[Haskell-cafe] Solving the configuration problem with parametrized modules
gale at sefer.org
Tue Sep 6 14:17:19 CEST 2011
Joachim Breitner wrote:
> ...Usually in Haskell, you’d determine them in the main function and then
> pass them in an argument to all functions needing them, or you wrap that
> in a monad...
> The big downside is the verbosity of the approach: A lot of parameters
> need to be passed, and if one such value is suddenly required in a
> function where it was not before, this function’s signature and all
> functions using it have to be modified.
I'm struggling to understand what problem you are trying to solve.
We're talking about passing a single parameter - a record type,
or a shallow tree, or something else extremely simple.

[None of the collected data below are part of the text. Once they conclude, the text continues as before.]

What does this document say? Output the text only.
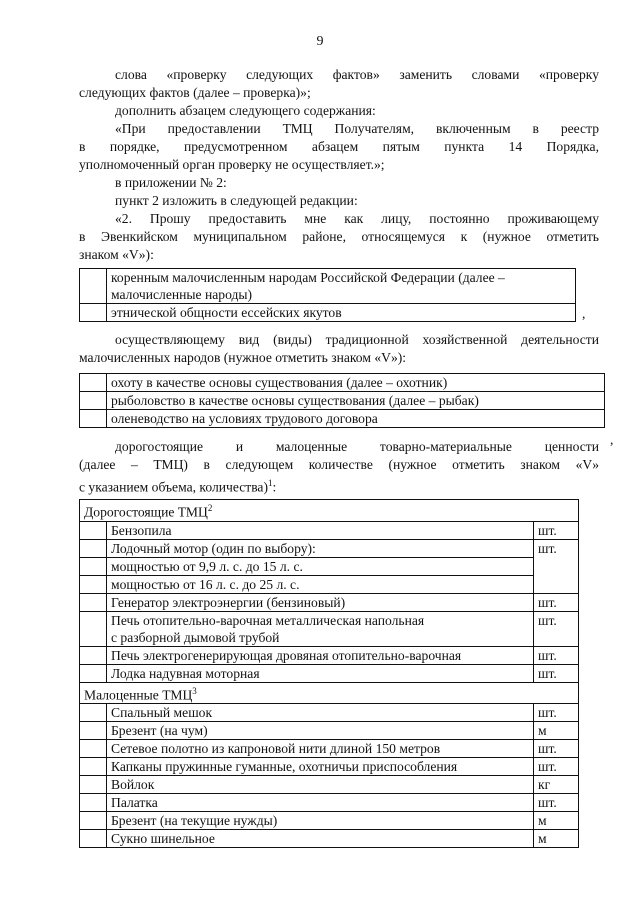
9
слова «проверку следующих фактов» заменить словами «проверку
следующих фактов (далее – проверка)»;
дополнить абзацем следующего содержания:
«При предоставлении ТМЦ Получателям, включенным в реестр
в порядке, предусмотренном абзацем пятым пункта 14 Порядка,
уполномоченный орган проверку не осуществляет.»;
в приложении № 2:
пункт 2 изложить в следующей редакции:
«2. Прошу предоставить мне как лицу, постоянно проживающему
в Эвенкийском муниципальном районе, относящемуся к (нужное отметить
знаком «V»):
	коренным малочисленным народам Российской Федерации (далее –
	малочисленные народы)
	этнической общности ессейских якутов	,
осуществляющему вид (виды) традиционной хозяйственной деятельности
малочисленных народов (нужное отметить знаком «V»):
	охоту в качестве основы существования (далее – охотник)
	рыболовство в качестве основы существования (далее – рыбак)
	оленеводство на условиях трудового договора
,
дорогостоящие и малоценные товарно-материальные ценности
(далее – ТМЦ) в следующем количестве (нужное отметить знаком «V»
с указанием объема, количества)$^1$:
Дорогостоящие ТМЦ$^2$
	Бензопила	шт.
	Лодочный мотор (один по выбору):	шт.
	мощностью от 9,9 л. с. до 15 л. с.	
	мощностью от 16 л. с. до 25 л. с.	
	Генератор электроэнергии (бензиновый)	шт.

	Печь отопительно-варочная металлическая напольная
с разборной дымовой трубой	шт.
	Печь электрогенерирующая дровяная отопительно-варочная	шт.
	Лодка надувная моторная	шт.
Малоценные ТМЦ$^3$
	Спальный мешок	шт.
	Брезент (на чум)	м
	Сетевое полотно из капроновой нити длиной 150 метров	шт.
	Капканы пружинные гуманные, охотничьи приспособления	шт.
	Войлок	кг
	Палатка	шт.
	Брезент (на текущие нужды)	м
	Сукно шинельное	м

In the monadic case, we're adding a single Reader component
to the transformer stack.
I'm currently working on a large system, consisting of hundreds
of modules and tens of thousands of lines of code. There
are hundreds of configuration parameters, coming from
configuration files, modules of compiled-in constants,
and the UI. Different subsets of the parameters are needed
in various subsystems.
Doing that in Haskell has been an absolute pleasure, much much
simpler than in any other language I've used for a system
of this size. (I'll spare you the horror of what I had to do once
for a large system written in C++...) I barely have to think about
it - the types reflect the relationships between the configuration
and the various parts of the system, and Haskell's type system
does the rest automatically, guaranteeing correctness. What
else could you ask for?
> Also, I expect that the explicit
> passing causes a small performance penalty.
We're been processing gigabytes of data - doing non-trivial operations
including a kind of image recognition and more - so far with nearly
imperceptible delay. The bottleneck, if there is one, will certainly
not be the configuration subsystem.
I know some Haskell libraries use constructor hiding, or even
the data-default package which uses generics, to add more
flexibility to the configuration system. But I don't feel the
need even for those. I certainly wouldn't dream of dragging in
type-level olegery, unsafe coercion, implicit parameters
and other experimental extensions. Simplicity just works.